Purdue Pharma has fallen afoul of the law because it has lost sight of the need to put people before profits, and the providers who took kickbacks from Purdue Pharma lost sight of that mission as well. Health care is about looking out for the patient—not about enriching oneself through exploitative practices. The Affordable Care Act deliberately targeted that notion of self-enrichment.
How Organizational Leadership Could Move Forward
Purdue Pharma’s organizational leadership has all but abandoned the mission to move forward as the company now appears to be sunk under the weight of its legal troubles. However, were it still able to climb out from under the many lawsuits holding it down, its organizational management would have to address the culture situation at the heart of the problem. To ensure that the health care law of the Anti-Kickback State is not violated again in the future, the company would have to be very careful about how it engaged providers and how it promoted the prescription of its products.
Clearly it could not go back to its old methods. What then could it do in a competitive industry? This is a problem for many pharmaceutical companies because so many of them are focused on treatment rather than on prevention. Preventing poor health is not on their radar because if everyone is assisted in maintaining their health, the entire “treatment” industry would collapse and so too would the profits. It is therefore a matter of the organizational culture recognizing the true aim of health care and finding a way to pivot within that aim to give providers what they need so that they can help patients engage in preventive care.
Conclusion
Protecting the health of patients and securing their rights are the reasons health care laws are passed in the first place. The Anti-Kickback Statute was passed to prevent companies from taking advantage of patients by way of providers who might accept payoffs in order to push a drug or service or device onto a patient even if the patient did not need it. That appears to have been the case with Purdue Pharma, which sought to market the ultra-strong OxyContin by getting providers to prescribe it even though it was not needed by patients. The public began to notice when the opioid abuse spun out of control and people became addicted to the drug that Purdue Pharma was creating and using kickbacks to get to market. Underlying this problem, however, is the problem of culture: health care needs to get back to preventive medicine rather than focusing so much on treatments. That was one of the goals of the Affordable Care Act and it is one that hospitals need to embrace so that they do not become ensnared in violations of the Anti-Kickback Statute.
References
Baird, J. (2021). Recent federal case—Medicare AntiKickback Statute. Retrieved from https://medtrade.com/news/billing-reimbursement/Recent-Federal-Cases-Medicare-Anti-Kickback-Statute/
Gore, A. (2020). Exposing the Middlemen in Rising Drug Costs: Modifying Safe Harbor Protections for Pharmacy Benefit Manager Rebates Under Federal Anti-Kickback Statutes. Or. L. Rev., 98, 297.

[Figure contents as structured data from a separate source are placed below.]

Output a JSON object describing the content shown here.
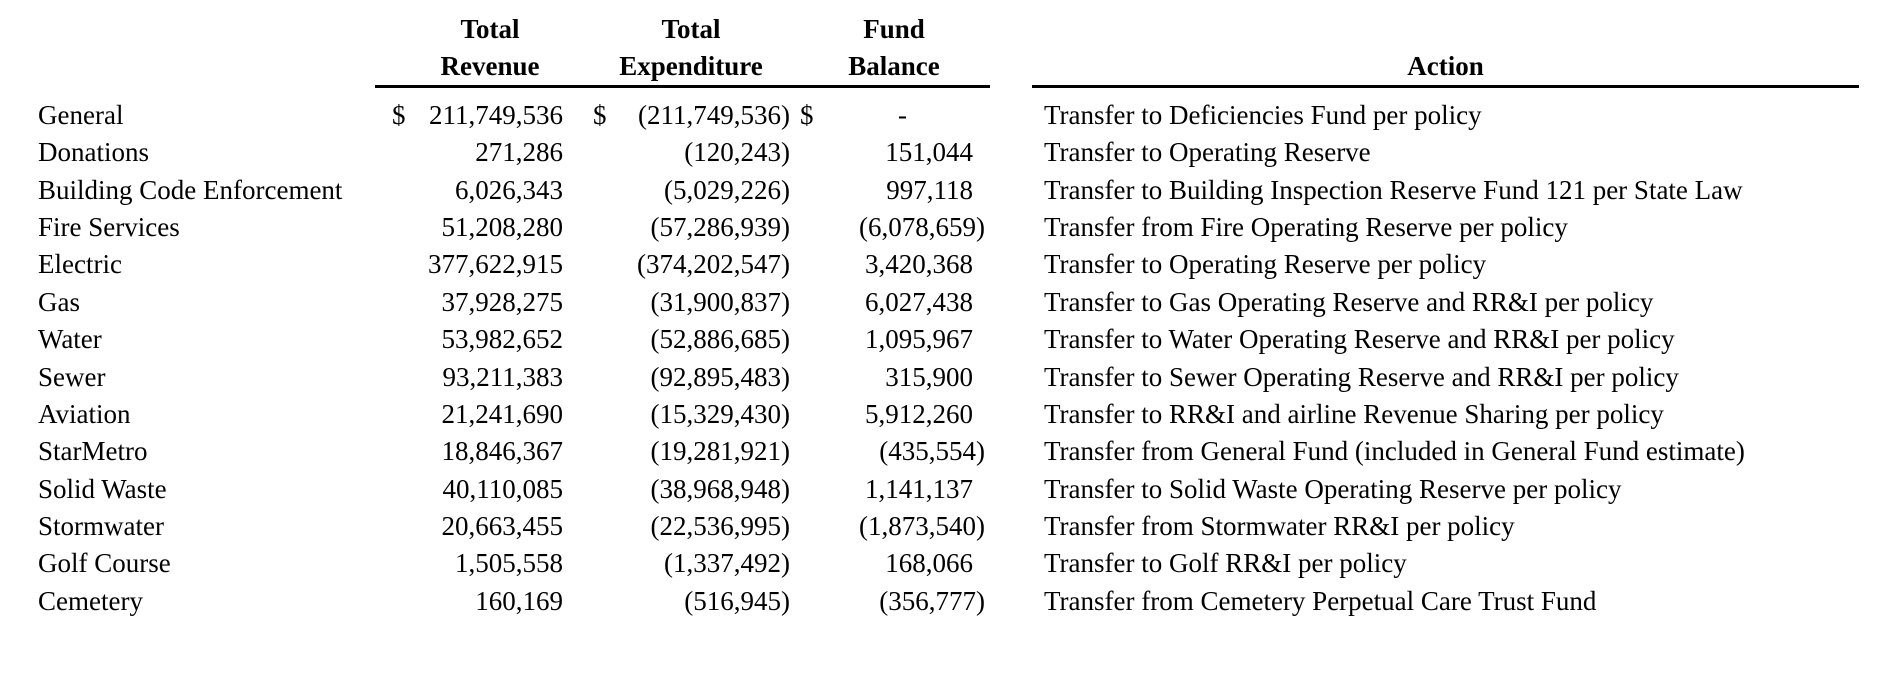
{
  "table": {
    "columns": {
      "revenue": {
        "line1": "Total",
        "line2": "Revenue"
      },
      "expenditure": {
        "line1": "Total",
        "line2": "Expenditure"
      },
      "balance": {
        "line1": "Fund",
        "line2": "Balance"
      },
      "action": {
        "label": "Action"
      }
    },
    "rows": [
      {
        "fund": "General",
        "revenue_currency": "$",
        "revenue": "211,749,536",
        "expenditure_currency": "$",
        "expenditure": "(211,749,536)",
        "balance_currency": "$",
        "balance": "-",
        "action": "Transfer to Deficiencies Fund per policy"
      },
      {
        "fund": "Donations",
        "revenue_currency": "",
        "revenue": "271,286",
        "expenditure_currency": "",
        "expenditure": "(120,243)",
        "balance_currency": "",
        "balance": "151,044",
        "action": "Transfer to Operating Reserve"
      },
      {
        "fund": "Building Code Enforcement",
        "revenue_currency": "",
        "revenue": "6,026,343",
        "expenditure_currency": "",
        "expenditure": "(5,029,226)",
        "balance_currency": "",
        "balance": "997,118",
        "action": "Transfer to Building Inspection Reserve Fund 121 per State Law"
      },
      {
        "fund": "Fire Services",
        "revenue_currency": "",
        "revenue": "51,208,280",
        "expenditure_currency": "",
        "expenditure": "(57,286,939)",
        "balance_currency": "",
        "balance": "(6,078,659)",
        "action": "Transfer from Fire Operating Reserve per policy"
      },
      {
        "fund": "Electric",
        "revenue_currency": "",
        "revenue": "377,622,915",
        "expenditure_currency": "",
        "expenditure": "(374,202,547)",
        "balance_currency": "",
        "balance": "3,420,368",
        "action": "Transfer to Operating Reserve per policy"
      },
      {
        "fund": "Gas",
        "revenue_currency": "",
        "revenue": "37,928,275",
        "expenditure_currency": "",
        "expenditure": "(31,900,837)",
        "balance_currency": "",
        "balance": "6,027,438",
        "action": "Transfer to Gas Operating Reserve and RR&I per policy"
      },
      {
        "fund": "Water",
        "revenue_currency": "",
        "revenue": "53,982,652",
        "expenditure_currency": "",
        "expenditure": "(52,886,685)",
        "balance_currency": "",
        "balance": "1,095,967",
        "action": "Transfer to Water Operating Reserve and RR&I per policy"
      },
      {
        "fund": "Sewer",
        "revenue_currency": "",
        "revenue": "93,211,383",
        "expenditure_currency": "",
        "expenditure": "(92,895,483)",
        "balance_currency": "",
        "balance": "315,900",
        "action": "Transfer to Sewer Operating Reserve and RR&I per policy"
      },
      {
        "fund": "Aviation",
        "revenue_currency": "",
        "revenue": "21,241,690",
        "expenditure_currency": "",
        "expenditure": "(15,329,430)",
        "balance_currency": "",
        "balance": "5,912,260",
        "action": "Transfer to RR&I and airline Revenue Sharing per policy"
      },
      {
        "fund": "StarMetro",
        "revenue_currency": "",
        "revenue": "18,846,367",
        "expenditure_currency": "",
        "expenditure": "(19,281,921)",
        "balance_currency": "",
        "balance": "(435,554)",
        "action": "Transfer from General Fund (included in General Fund estimate)"
      },
      {
        "fund": "Solid Waste",
        "revenue_currency": "",
        "revenue": "40,110,085",
        "expenditure_currency": "",
        "expenditure": "(38,968,948)",
        "balance_currency": "",
        "balance": "1,141,137",
        "action": "Transfer to Solid Waste Operating Reserve per policy"
      },
      {
        "fund": "Stormwater",
        "revenue_currency": "",
        "revenue": "20,663,455",
        "expenditure_currency": "",
        "expenditure": "(22,536,995)",
        "balance_currency": "",
        "balance": "(1,873,540)",
        "action": "Transfer from Stormwater RR&I per policy"
      },
      {
        "fund": "Golf Course",
        "revenue_currency": "",
        "revenue": "1,505,558",
        "expenditure_currency": "",
        "expenditure": "(1,337,492)",
        "balance_currency": "",
        "balance": "168,066",
        "action": "Transfer to Golf RR&I per policy"
      },
      {
        "fund": "Cemetery",
        "revenue_currency": "",
        "revenue": "160,169",
        "expenditure_currency": "",
        "expenditure": "(516,945)",
        "balance_currency": "",
        "balance": "(356,777)",
        "action": "Transfer from Cemetery Perpetual Care Trust Fund"
      }
    ]
  }
}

Illiparambil, T. (2019). Pharmaceutical Philanthropy Or Resisting Regulations?: Why Pharmaceutical Donations Do Not Violate the Anti-Kickback Statute. Brook. L. Rev., 85, 571.
Kraschel, K., & Curfman, G. (2019). Patient Assistance Programs and Anti-Kickback Laws. Jama, 322(5), 405-406.
Raspanti, M. S., Roberts, D. E., & Bosick, P. G. A. (2017). A Practitioner’s Primer on the History and Use of the Federal Anti-Kickback Statute. Retrieved from https://www.falseclaimsact.com/wp-content/uploads/2018/02/MSR-DER-A-Practitioners-Primer-on-History-and-Use-of-Federal-Anti-kickback-Statute.pdf
Rios, K. S. (2019). Combatting the Opioid Epidemic in Texas by Holding Big Pharma Manufacturers Liable. . Mary's LJ, 50, 1353.